Dr. Kamath: That was a major paradigm shift for us, and I’m sure for many institutions, with the release of the ESOPEC study. I conducted a study comparing FLOT versus CROSS, addressing a question we’ve been considering for many years. The data were surprising: a significant improvement for FLOT over CROSS. The median overall survival was around 66 months for FLOT compared to about 37 months for CROSS. This really made us reconsider using FLOT not just for gastric cancer patients but also for GEJ and esophageal cancers.
We were discussing earlier how radiation oncology plays a role. For early-stage patients, radiation is no longer a default part of the treatment. Due to this paradigm shift, it’s only considered if the patient isn’t eligible for FLOT. If they are not FLOT-eligible, we refer them to radiation, but that’s now a secondary option.
I believe FLOT should be the standard of care for all eligible patients. However, FLOT is not the easiest regimen to administer. We’re getting more creative with ways to modify it—adjusting the schedule and dosage—because the survival benefit is so substantial. Even small changes are likely better than reverting to chemoradiation. We need to improve our ability to offer FLOT to more patients. Similar to FOLFIRINOX in pancreatic cancer, it seemed daunting initially, but over time we learned it could be administered to older patients and those with comorbidities. I believe the same will happen with FLOT.
Dr. Uboha: Dr. Kim, what do you do for patients who are not good candidates for FLOT?
Dr. Kim: I fully agree that there’s been a learning curve with FLOT, and I think we can administer it to more patients than we initially thought by using dose reductions, particularly for taxol. However, a sizable portion of patients—70-plus-year-old men with clear contraindications—cannot tolerate FLOT. For them, we default to chemoradiation.
We use carboplatin and paclitaxel. Some institutions use FOLFOX with radiation, but we’ve found it too toxic for this population. If the patient is surgery-eligible, they proceed to surgery, with the option for adjuvant nivolumab if there’s residual disease in the resected specimen. A recurring debate we have is whether patients who aren’t FLOT-eligible are truly surgery-eligible.
Dr. Uboha: That’s a point I often make to our multidisciplinary team.

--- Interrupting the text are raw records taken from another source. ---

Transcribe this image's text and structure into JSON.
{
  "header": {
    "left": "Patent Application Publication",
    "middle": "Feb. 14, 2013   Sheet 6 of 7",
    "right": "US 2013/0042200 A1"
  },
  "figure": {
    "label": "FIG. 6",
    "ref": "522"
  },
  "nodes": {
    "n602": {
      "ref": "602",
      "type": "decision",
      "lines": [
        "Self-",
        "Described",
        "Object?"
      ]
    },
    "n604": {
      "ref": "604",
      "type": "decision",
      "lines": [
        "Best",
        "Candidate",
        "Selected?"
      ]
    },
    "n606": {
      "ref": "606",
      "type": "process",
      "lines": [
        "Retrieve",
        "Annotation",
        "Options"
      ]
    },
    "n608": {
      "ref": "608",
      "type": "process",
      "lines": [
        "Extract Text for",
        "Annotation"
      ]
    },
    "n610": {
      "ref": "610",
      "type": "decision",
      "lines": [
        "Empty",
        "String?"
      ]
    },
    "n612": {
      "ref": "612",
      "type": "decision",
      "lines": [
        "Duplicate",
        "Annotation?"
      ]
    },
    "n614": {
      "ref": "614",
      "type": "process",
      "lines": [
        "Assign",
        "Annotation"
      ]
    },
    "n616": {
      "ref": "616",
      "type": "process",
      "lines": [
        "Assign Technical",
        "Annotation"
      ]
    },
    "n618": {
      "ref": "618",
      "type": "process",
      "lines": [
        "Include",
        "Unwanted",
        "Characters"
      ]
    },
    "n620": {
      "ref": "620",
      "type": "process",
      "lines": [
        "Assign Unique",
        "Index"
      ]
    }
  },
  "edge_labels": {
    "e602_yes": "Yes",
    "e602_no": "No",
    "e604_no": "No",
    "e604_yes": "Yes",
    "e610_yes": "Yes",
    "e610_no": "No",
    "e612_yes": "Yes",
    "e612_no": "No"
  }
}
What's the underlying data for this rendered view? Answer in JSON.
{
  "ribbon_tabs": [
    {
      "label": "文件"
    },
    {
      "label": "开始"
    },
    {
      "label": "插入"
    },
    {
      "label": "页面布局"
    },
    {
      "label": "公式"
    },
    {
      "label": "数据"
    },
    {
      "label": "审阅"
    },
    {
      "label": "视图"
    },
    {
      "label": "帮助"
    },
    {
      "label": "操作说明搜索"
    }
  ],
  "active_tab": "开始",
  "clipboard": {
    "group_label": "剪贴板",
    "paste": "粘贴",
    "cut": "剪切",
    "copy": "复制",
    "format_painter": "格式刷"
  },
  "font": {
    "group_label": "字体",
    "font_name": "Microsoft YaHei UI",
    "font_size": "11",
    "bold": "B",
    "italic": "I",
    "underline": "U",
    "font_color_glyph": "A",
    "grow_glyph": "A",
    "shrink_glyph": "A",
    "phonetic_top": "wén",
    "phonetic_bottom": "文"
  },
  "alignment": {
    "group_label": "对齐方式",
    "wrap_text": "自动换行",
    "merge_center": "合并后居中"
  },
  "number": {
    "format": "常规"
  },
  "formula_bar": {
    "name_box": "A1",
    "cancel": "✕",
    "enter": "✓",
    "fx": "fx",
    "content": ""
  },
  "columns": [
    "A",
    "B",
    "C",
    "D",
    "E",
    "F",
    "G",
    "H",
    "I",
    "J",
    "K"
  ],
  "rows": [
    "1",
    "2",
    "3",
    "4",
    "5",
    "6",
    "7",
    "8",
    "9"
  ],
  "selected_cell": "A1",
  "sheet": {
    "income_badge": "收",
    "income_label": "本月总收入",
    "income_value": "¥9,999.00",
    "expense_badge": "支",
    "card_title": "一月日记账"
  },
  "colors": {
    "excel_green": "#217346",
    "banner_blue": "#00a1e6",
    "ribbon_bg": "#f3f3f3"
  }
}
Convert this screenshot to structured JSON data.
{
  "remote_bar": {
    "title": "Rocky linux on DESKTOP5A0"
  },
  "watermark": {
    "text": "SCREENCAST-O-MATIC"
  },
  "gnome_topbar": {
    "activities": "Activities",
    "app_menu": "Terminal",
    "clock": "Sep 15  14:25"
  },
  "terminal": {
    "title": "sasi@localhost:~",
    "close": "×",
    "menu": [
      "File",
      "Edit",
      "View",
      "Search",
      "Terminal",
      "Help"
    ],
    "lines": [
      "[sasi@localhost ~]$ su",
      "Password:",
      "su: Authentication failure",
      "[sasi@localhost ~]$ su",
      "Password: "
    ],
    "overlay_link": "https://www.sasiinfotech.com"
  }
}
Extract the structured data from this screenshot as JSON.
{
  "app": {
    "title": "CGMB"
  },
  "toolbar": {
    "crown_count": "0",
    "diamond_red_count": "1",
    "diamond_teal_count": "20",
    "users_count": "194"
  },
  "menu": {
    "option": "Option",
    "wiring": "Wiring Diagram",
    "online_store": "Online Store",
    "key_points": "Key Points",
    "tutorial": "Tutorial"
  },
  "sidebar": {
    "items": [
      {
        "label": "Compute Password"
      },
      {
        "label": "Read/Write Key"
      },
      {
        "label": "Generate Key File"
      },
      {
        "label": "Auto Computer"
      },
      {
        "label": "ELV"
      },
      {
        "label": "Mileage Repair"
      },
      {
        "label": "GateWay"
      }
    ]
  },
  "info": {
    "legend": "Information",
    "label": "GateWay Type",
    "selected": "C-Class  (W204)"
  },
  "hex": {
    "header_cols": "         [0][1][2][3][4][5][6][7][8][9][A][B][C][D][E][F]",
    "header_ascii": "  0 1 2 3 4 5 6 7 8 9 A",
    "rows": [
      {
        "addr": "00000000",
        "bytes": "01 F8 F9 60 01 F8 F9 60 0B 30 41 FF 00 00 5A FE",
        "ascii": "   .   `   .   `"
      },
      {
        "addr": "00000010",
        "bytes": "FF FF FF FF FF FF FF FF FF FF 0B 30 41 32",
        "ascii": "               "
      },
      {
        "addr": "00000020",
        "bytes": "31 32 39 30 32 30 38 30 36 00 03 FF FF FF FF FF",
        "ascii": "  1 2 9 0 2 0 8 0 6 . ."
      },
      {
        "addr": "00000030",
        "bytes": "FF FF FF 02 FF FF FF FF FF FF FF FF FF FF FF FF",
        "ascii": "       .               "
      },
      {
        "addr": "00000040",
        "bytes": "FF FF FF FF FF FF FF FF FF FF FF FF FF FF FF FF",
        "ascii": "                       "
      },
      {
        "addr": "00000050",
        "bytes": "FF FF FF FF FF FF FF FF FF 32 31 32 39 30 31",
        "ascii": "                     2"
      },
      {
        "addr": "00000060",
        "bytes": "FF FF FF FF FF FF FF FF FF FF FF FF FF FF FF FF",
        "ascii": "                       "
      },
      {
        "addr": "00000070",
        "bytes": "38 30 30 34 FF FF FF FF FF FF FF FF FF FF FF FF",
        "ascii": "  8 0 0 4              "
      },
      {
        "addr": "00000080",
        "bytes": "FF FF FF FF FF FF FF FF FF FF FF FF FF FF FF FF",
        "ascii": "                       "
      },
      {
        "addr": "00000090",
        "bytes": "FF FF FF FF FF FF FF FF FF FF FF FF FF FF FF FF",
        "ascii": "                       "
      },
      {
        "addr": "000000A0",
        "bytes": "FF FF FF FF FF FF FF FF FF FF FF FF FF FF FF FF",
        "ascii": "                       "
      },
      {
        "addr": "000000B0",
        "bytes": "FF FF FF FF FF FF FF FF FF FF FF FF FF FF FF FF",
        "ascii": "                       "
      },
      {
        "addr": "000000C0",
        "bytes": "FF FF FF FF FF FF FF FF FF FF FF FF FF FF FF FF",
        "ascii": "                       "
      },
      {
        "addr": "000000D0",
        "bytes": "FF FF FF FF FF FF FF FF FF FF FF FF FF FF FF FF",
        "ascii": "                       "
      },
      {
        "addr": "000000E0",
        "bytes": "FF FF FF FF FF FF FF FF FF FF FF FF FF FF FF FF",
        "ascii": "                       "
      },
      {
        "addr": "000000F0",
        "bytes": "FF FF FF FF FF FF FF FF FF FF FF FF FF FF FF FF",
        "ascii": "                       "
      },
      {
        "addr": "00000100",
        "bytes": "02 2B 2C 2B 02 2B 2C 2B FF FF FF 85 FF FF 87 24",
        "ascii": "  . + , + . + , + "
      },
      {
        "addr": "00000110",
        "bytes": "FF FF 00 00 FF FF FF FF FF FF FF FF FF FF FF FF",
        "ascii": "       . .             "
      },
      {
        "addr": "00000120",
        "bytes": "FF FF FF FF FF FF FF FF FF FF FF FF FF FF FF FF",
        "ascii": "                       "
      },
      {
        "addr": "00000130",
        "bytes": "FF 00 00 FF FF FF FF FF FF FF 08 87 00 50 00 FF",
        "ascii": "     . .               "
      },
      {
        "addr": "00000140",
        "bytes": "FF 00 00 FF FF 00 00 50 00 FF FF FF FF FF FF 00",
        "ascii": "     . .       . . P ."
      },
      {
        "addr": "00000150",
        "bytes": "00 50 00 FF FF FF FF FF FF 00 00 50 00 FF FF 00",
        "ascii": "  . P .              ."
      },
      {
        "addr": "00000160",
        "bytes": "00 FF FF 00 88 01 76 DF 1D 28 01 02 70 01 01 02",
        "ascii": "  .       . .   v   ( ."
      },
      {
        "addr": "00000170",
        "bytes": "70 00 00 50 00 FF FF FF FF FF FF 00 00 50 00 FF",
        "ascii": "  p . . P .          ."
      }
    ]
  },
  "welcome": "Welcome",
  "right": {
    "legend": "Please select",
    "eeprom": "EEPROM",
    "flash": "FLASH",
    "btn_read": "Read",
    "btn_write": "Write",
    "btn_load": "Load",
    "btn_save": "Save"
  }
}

You brought up the issue of adjuvant nivolumab. We currently can’t use immunotherapy in combination with perioperative chemotherapy, as there’s no approval for that, and there’s also no survival data yet from adjuvant nivolumab or the KEYNOTE-577 study.
Dr. Wainberg, can you discuss some of the negative studies involving immunotherapy and what upcoming results we’re anticipating?
Dr. Wainberg: It’s tricky because esophageal and gastric cancer often overlap. We know that adjuvant nivolumab met its endpoint for disease-free survival, but we’re puzzled as to why overall survival data haven’t been published yet.
Regarding immunotherapy for GE junction cancers, we had a negative outcome with the KEYNOTE-585 pembrolizumab combination study. It faced statistical challenges and failed to meet its endpoint, even for the predefined cohort.
Now everything hinges on the perioperative study involving durvalumab combined with FLOT. If it meets its event-free survival endpoint, we might be able to extrapolate the findings to esophageal cancer, even though esophageal cases likely represented a minority of the study population. The big question will be whether the results depend on PD-L1 characteristics. We should have answers within the next year.
Dr. Uboha: Hopefully, it will be a positive study. I was encouraged to see an improvement in pathological complete response rates with durvalumab, although we saw the same with pembrolizumab without translating to survival benefits. Pathologic complete response isn’t always a reliable endpoint in this disease, but it would be great to have a better perioperative treatment option.
Dr. Wainberg: It’ll be challenging if the study is positive. Treatment will span not just the pre-op and post-op phases but also a full year, making it a long regimen.
Dr. Uboha: It could also affect how we choose first-line treatments. Ideally, patients won’t recur, but if they do, this will change our approach to first-line therapy.
Dr. Wainberg: Absolutely. For those who do recur, we’ll need to rethink how to approach them as potentially immune-resistant cases.